Les chiffres sur l’emploi ces prochains mois ou les résultats des entreprises au deuxième trimestre « vont encore empirer », mais « Wall Street a les yeux fixés sur l’horizon », constate Sam Stovall, responsable de la stratégie des investissements chez CFRA.

A cet égard, les investisseurs sont encouragés par la reprise progressive de l’activité économique, aussi bien en Asie, en Europe que dans certains Etats américains.

Même avec une capacité réduite, la réouverture du parc Disneyland de Shanghai lundi a particulièrement marqué les esprits.

Par ailleurs, les courtiers de Wall Street « pensent que les chiffres pires qu’attendu sur l’économie vont générer encore plus d’aides de la part de la Fed », la banque centrale américaine, qui a déjà injecté des milliers de milliards de dollars pour s’assurer que les marchés fonctionnent normalement, note M. Stovall. Le gouvernement américain a aussi déboursé des sommes astronomiques pour tenter d’atténuer le choc économique.

Surtout, remarque le spécialiste, les investisseurs s’attendent à un rebond dynamique des profits des entreprises dès 2021.

Et puis où placer son argent quand la Fed a fait descendre ses taux d’intérêt autour de 0%? Acheter de la dette américaine sur les marchés ne rapporte plus grand-chose en ce moment.

– Décalage –

Les entreprises cotées en Bourse sont par ailleurs loin de représenter fidèlement l’économie réelle.

Elles sont en moyenne plus grosses, plus vieilles et plus internationales que les sociétés privées. Elles sont sans doute plus à même de traverser la tempête sans trop de dégâts que la multitude de restaurants, commerces et petites entreprises ayant dû fermer leurs portes pendant plusieurs semaines.

Quelques stars de la technologie, qui profitent particulièrement du télétravail et du temps libre des confinés, ont par ailleurs pris une place énorme au sein des indices: Microsoft, Apple, Amazon, Alphabet et Facebook comptent désormais pour environ 20% du S&P 500, l’indice qui représente les 500 plus grandes entreprises de Wall Street.

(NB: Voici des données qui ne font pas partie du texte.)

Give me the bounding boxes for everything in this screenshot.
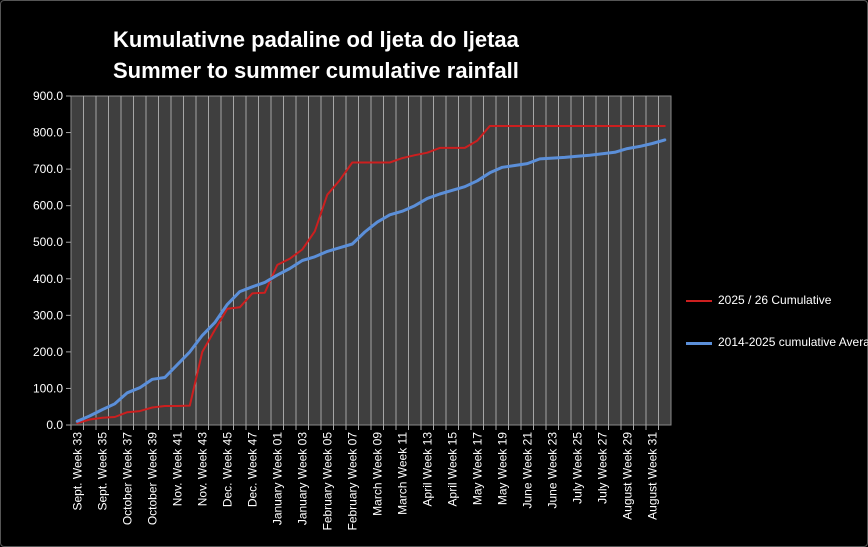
x-tick-label: January Week 01 <box>270 432 284 525</box>
x-tick-label: April Week 15 <box>445 432 459 507</box>
y-tick-label: 200.0 <box>33 345 63 359</box>
x-tick-label: February Week 05 <box>320 432 334 531</box>
x-tick-label: October Week 39 <box>145 432 159 525</box>
y-tick-label: 300.0 <box>33 308 63 322</box>
y-tick-label: 100.0 <box>33 381 63 395</box>
y-tick-label: 800.0 <box>33 126 63 140</box>
y-tick-label: 700.0 <box>33 162 63 176</box>
x-tick-label: July Week 25 <box>570 432 584 504</box>
x-tick-label: August Week 31 <box>645 432 659 520</box>
x-tick-label: June Week 23 <box>545 432 559 509</box>
series-line-current-season <box>76 125 666 425</box>
y-tick-label: 600.0 <box>33 199 63 213</box>
x-tick-label: October Week 37 <box>120 432 134 525</box>
y-tick-label: 400.0 <box>33 272 63 286</box>
x-tick-label: July Week 27 <box>595 432 609 504</box>
series-line-average <box>75 138 667 423</box>
x-tick-label: Nov. Week 43 <box>195 432 209 507</box>
chart-subtitle: Summer to summer cumulative rainfall <box>113 58 519 83</box>
x-tick-label: May Week 17 <box>470 432 484 505</box>
legend-swatch-current-season <box>686 300 712 302</box>
x-tick-label: Dec. Week 47 <box>245 432 259 507</box>
legend-label-average: 2014-2025 cumulative Average <box>718 335 868 349</box>
x-tick-label: Nov. Week 41 <box>170 432 184 507</box>
x-tick-label: June Week 21 <box>520 432 534 509</box>
x-tick-label: February Week 07 <box>345 432 359 531</box>
x-tick-label: Sept. Week 35 <box>95 432 109 511</box>
legend-swatch-average <box>686 342 712 345</box>
y-tick-label: 500.0 <box>33 235 63 249</box>
legend-label-current-season: 2025 / 26 Cumulative <box>718 293 832 307</box>
y-tick-label: 0.0 <box>46 418 63 432</box>
x-tick-label: April Week 13 <box>420 432 434 507</box>
x-tick-label: January Week 03 <box>295 432 309 525</box>
x-tick-label: Sept. Week 33 <box>70 432 84 511</box>
x-tick-label: Dec. Week 45 <box>220 432 234 507</box>
x-tick-label: May Week 19 <box>495 432 509 505</box>
x-tick-label: August Week 29 <box>620 432 634 520</box>
x-tick-label: March Week 09 <box>370 432 384 516</box>
x-tick-label: March Week 11 <box>395 432 409 515</box>
y-tick-label: 900.0 <box>33 89 63 103</box>
chart-title: Kumulativne padaline od ljeta do ljetaa <box>113 27 519 52</box>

« Les investisseurs réallouent leur argent en faveur de ces entreprises » car ils privilégient les meilleures marges et, « de facto leur poids est renforcé », remarque Guilhem Savry, responsable de la recherche macroéconomique chez Unigestion.

Autre décalage, selon ce spécialiste, « les services sont peu représentés dans les marchés financiers » alors même que « ce périmètre est très important en termes d’emplois ».

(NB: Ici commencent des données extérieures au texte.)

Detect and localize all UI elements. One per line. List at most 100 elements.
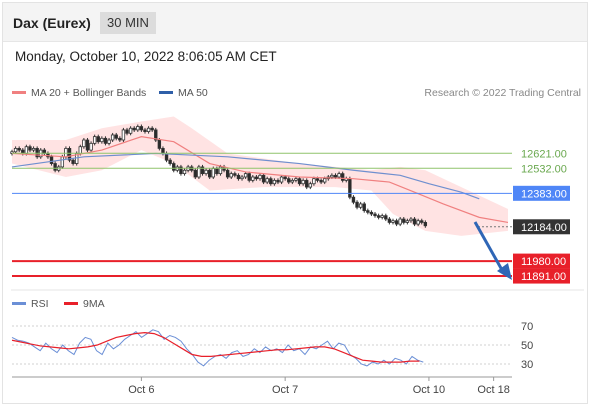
candle-body	[53, 163, 57, 171]
ma20-line	[11, 136, 509, 224]
candle-body	[143, 129, 147, 132]
candle-body	[24, 146, 29, 154]
candle-body	[211, 168, 215, 178]
candle-body	[265, 178, 269, 183]
timeframe-badge[interactable]: 30 MIN	[100, 12, 156, 34]
candle-body	[197, 166, 201, 178]
candle-body	[85, 139, 90, 151]
forecast-arrowhead	[497, 263, 512, 280]
candle-body	[229, 173, 233, 178]
ma9-legend-swatch	[64, 302, 78, 305]
candle-body	[384, 215, 388, 220]
candle-body	[340, 173, 345, 181]
candle-body	[269, 178, 273, 185]
candle-body	[391, 220, 395, 223]
candle-body	[157, 139, 162, 149]
candle-body	[31, 148, 36, 151]
price-levels: 12621.00 12532.00 12383.00 12184.00 11980.00…	[12, 148, 570, 284]
candle-body	[416, 220, 420, 225]
level-label: 12532.00	[521, 163, 567, 175]
rsi-legend-swatch	[12, 302, 26, 305]
level-label: 11980.00	[521, 256, 566, 268]
x-tick-label: Oct 7	[272, 384, 298, 396]
candle-body	[150, 127, 154, 131]
level-tag-red	[513, 268, 570, 284]
candle-body	[333, 174, 338, 178]
ma20-legend-label: MA 20 + Bollinger Bands	[31, 87, 146, 99]
candle-body	[290, 179, 295, 183]
candle-body	[35, 148, 39, 158]
candle-body	[13, 148, 18, 153]
candle-body	[380, 215, 384, 218]
candle-body	[312, 178, 316, 185]
candle-body	[28, 146, 32, 151]
candle-body	[161, 148, 165, 154]
time-axis: Oct 6 Oct 7 Oct 10 Oct 18	[12, 376, 512, 396]
rsi-tick-label: 30	[521, 359, 533, 371]
candle-body	[254, 176, 259, 180]
candle-body	[136, 126, 140, 131]
candle-body	[100, 137, 104, 143]
candle-body	[319, 179, 323, 183]
ma20-legend-swatch	[12, 91, 26, 94]
credit-text: Research © 2022 Trading Central	[424, 87, 581, 99]
candle-body	[405, 220, 410, 223]
candle-body	[215, 168, 219, 175]
x-tick-label: Oct 6	[128, 384, 154, 396]
candle-body	[423, 222, 428, 227]
candle-body	[258, 174, 262, 180]
candle-body	[251, 176, 255, 181]
candle-body	[261, 174, 266, 183]
candle-body	[207, 169, 212, 178]
price-plot	[10, 116, 509, 236]
candle-body	[387, 218, 392, 223]
candle-body	[225, 169, 230, 178]
title-bar: Dax (Eurex) 30 MIN	[3, 3, 587, 42]
timestamp: Monday, October 10, 2022 8:06:05 AM CET	[15, 49, 277, 64]
candle-body	[297, 178, 302, 185]
candle-body	[67, 148, 72, 161]
ma50-line	[11, 152, 480, 200]
rsi-legend-label: RSI	[31, 298, 49, 310]
candle-body	[366, 210, 370, 213]
candle-body	[96, 136, 100, 143]
candle-body	[337, 173, 341, 178]
candle-body	[373, 213, 377, 217]
candle-body	[272, 179, 277, 185]
candle-body	[355, 201, 359, 208]
x-tick-label: Oct 10	[413, 384, 445, 396]
candle-body	[179, 166, 183, 175]
candle-body	[240, 176, 244, 180]
candle-body	[233, 173, 237, 176]
candle-body	[236, 174, 241, 180]
level-tag-current	[513, 219, 570, 235]
candle-body	[308, 183, 313, 188]
candle-body	[330, 174, 334, 178]
candle-body	[398, 218, 402, 225]
candle-body	[82, 139, 86, 148]
candle-body	[376, 215, 381, 218]
rsi-tick-label: 70	[521, 321, 533, 333]
candle-body	[17, 148, 21, 151]
candle-body	[204, 169, 208, 175]
candle-body	[110, 134, 115, 141]
candle-body	[168, 159, 172, 164]
candle-body	[121, 129, 126, 141]
candle-body	[125, 129, 129, 134]
level-label: 11891.00	[521, 271, 566, 283]
ma50-legend-swatch	[159, 91, 173, 94]
rsi-tick-label: 50	[521, 340, 533, 352]
level-label: 12383.00	[521, 188, 567, 200]
candle-body	[154, 129, 158, 141]
level-label: 12184.00	[521, 222, 567, 234]
candle-body	[283, 176, 287, 180]
candle-body	[279, 176, 284, 183]
candle-body	[362, 203, 366, 212]
candle-body	[182, 169, 187, 175]
candle-body	[114, 134, 118, 139]
rsi-plot: 30 50 70	[11, 321, 533, 371]
candle-body	[358, 203, 363, 208]
x-tick-label: Oct 18	[477, 384, 509, 396]
candle-body	[412, 218, 417, 225]
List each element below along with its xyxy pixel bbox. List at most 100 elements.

De façon plus générale, même si cela peut paraître « contre-intuitif », « la croissance économique à long terme n’est pas corrélée aux retours sur les investissements sur le marché des actions », indique Jay Ritter, qui étudie le lien entre ces deux variables depuis de nombreuses années.

L’économie chinoise par exemple a vu son revenu par habitant croître de 9% par an entre 1993 et 2018 mais le retour total sur les actions cotées en Bourse reculer de 1,9% par an.

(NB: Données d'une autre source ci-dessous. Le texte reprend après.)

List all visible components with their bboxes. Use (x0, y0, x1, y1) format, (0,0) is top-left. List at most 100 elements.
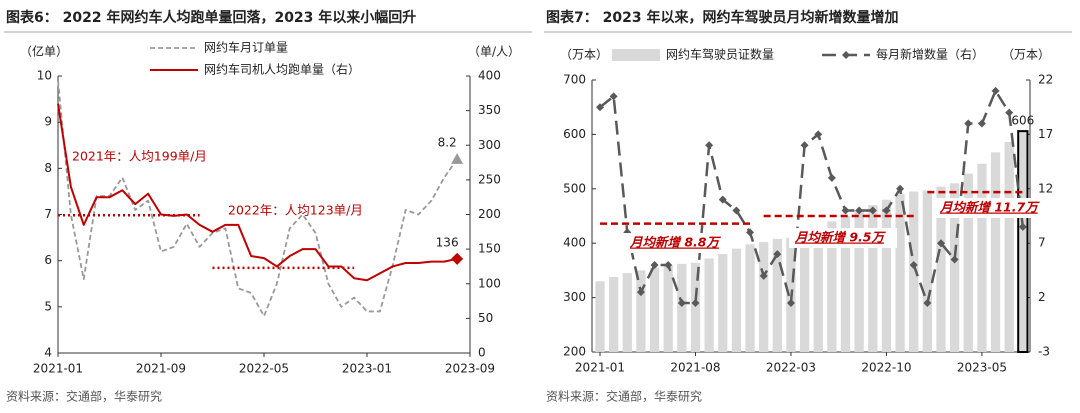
marker (664, 260, 673, 269)
bar (731, 248, 742, 352)
bar (990, 152, 1001, 352)
bar (977, 163, 987, 352)
bar (745, 244, 755, 352)
bar (922, 190, 932, 352)
value-label: 606 (1011, 114, 1034, 128)
y2-tick-label: 300 (478, 138, 501, 152)
chart-title: 图表7： 2023 年以来，网约车驾驶员月均新增数量增加 (546, 9, 898, 26)
marker (650, 260, 659, 269)
y2-tick-label: 2 (1038, 290, 1046, 304)
marker (950, 255, 959, 264)
y-tick-label: 400 (563, 236, 586, 250)
marker (759, 271, 768, 280)
note-box (934, 198, 1042, 218)
marker (746, 228, 755, 237)
y2-tick-label: 0 (478, 346, 486, 360)
annotation: 2022年：人均123单/月 (228, 203, 363, 218)
y-tick-label: 7 (44, 207, 52, 221)
x-tick-label: 2022-10 (861, 361, 911, 375)
y2-tick-label: 12 (1038, 181, 1053, 195)
marker (773, 250, 782, 259)
footer: 资料来源：交通部，华泰研究 (546, 389, 702, 404)
y2-tick-label: 250 (478, 172, 501, 186)
x-tick-label: 2022-03 (766, 361, 816, 375)
bar (649, 267, 660, 352)
footer: 资料来源：交通部，华泰研究 (6, 389, 162, 404)
marker (896, 184, 905, 193)
bar (854, 210, 864, 352)
y-tick-label: 700 (563, 73, 586, 87)
bar (759, 242, 769, 352)
x-tick-label: 2021-08 (670, 361, 720, 375)
y2-tick-label: 150 (478, 242, 501, 256)
legend-marker (842, 51, 850, 59)
y2-tick-label: 50 (478, 311, 493, 325)
bar (963, 173, 973, 352)
y-tick-label: 6 (44, 253, 52, 267)
bar (936, 186, 946, 352)
bar (1004, 142, 1014, 352)
marker (705, 141, 714, 150)
bar (881, 199, 892, 352)
annotation: 月均新增 11.7万 (939, 200, 1040, 215)
legend-label: 网约车司机人均跑单量（右） (204, 62, 360, 77)
y-tick-label: 200 (563, 345, 586, 359)
bar (677, 263, 687, 352)
bar (636, 270, 646, 352)
y-tick-label: 8 (44, 161, 52, 175)
value-label: 8.2 (438, 136, 457, 150)
y2-tick-label: 17 (1038, 127, 1053, 141)
line-series (57, 103, 458, 282)
y2-tick-label: 200 (478, 207, 501, 221)
y-axis-label: （万本） (560, 48, 608, 62)
bar (827, 221, 837, 352)
marker (677, 299, 686, 308)
annotation: 2021年：人均199单/月 (72, 149, 207, 164)
bar (909, 191, 919, 352)
marker (923, 299, 932, 308)
x-tick-label: 2021-09 (136, 362, 186, 376)
marker (732, 206, 741, 215)
annotation: 月均新增 8.8万 (629, 235, 721, 250)
bar (690, 262, 701, 352)
bar (704, 258, 714, 352)
y2-tick-label: 100 (478, 276, 501, 290)
y-axis-label: （亿单） (20, 44, 68, 59)
marker (991, 86, 1000, 95)
x-tick-label: 2023-09 (445, 362, 495, 376)
marker (451, 252, 464, 265)
bar (772, 238, 782, 352)
note-box (789, 228, 897, 248)
marker (691, 299, 700, 308)
marker (814, 130, 823, 139)
y-tick-label: 600 (563, 127, 586, 141)
x-tick-label: 2023-05 (957, 361, 1007, 375)
bar (609, 276, 619, 352)
marker (786, 299, 795, 308)
y-tick-label: 5 (44, 299, 52, 313)
marker (609, 92, 618, 101)
bar (718, 254, 728, 352)
marker (1018, 222, 1027, 231)
marker (868, 206, 877, 215)
legend-label: 网约车月订单量 (204, 40, 288, 55)
marker (800, 141, 809, 150)
y2-tick-label: 350 (478, 103, 501, 117)
marker (882, 206, 891, 215)
y-tick-label: 500 (563, 181, 586, 195)
line-series (57, 80, 458, 317)
bar (595, 281, 605, 352)
y2-tick-label: -3 (1038, 345, 1050, 359)
y2-tick-label: 400 (478, 69, 501, 83)
note-box (624, 233, 732, 253)
y-tick-label: 300 (563, 290, 586, 304)
y-tick-label: 10 (37, 69, 52, 83)
legend-label: 每月新增数量（右） (876, 47, 984, 62)
marker (841, 206, 850, 215)
x-tick-label: 2022-05 (239, 362, 289, 376)
x-tick-label: 2021-01 (575, 361, 625, 375)
line-series (599, 89, 1025, 305)
marker (977, 119, 986, 128)
bar (868, 205, 878, 352)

A l’inverse, la Bourse sud-africaine attire depuis de décennies les investisseurs grâce au versement de dividendes élevés alors même que la croissance par habitant du pays n’est pas mirobolante.

« Sur le long terme, ce qui compte ce sont les dividendes et la croissance des bénéfices par action », affirme M. Ritter.

A court terme, les réactions du marché peuvent aussi parfois sembler étonnantes.

La publication d’un bon rapport sur l’emploi par exemple peut faire trébucher les indices de Wall Street car si le chômage diminue, les salaires, et donc l’inflation, peuvent augmenter.

Cela, raisonnent les courtiers, peut inciter la banque centrale à relever les taux d’intérêt et rendre les emprunts plus élevés pour les entreprises cotées et les investisseurs.

Enfin, ce n’est pas parce que la Bourse monte que tous les Américains s’enrichissent allègrement: selon une étude de la Fed, un peu plus de la moitié d’entre eux possèdent des actions, et ces dernières sont surtout concentrées aux mains des 10% les plus riches.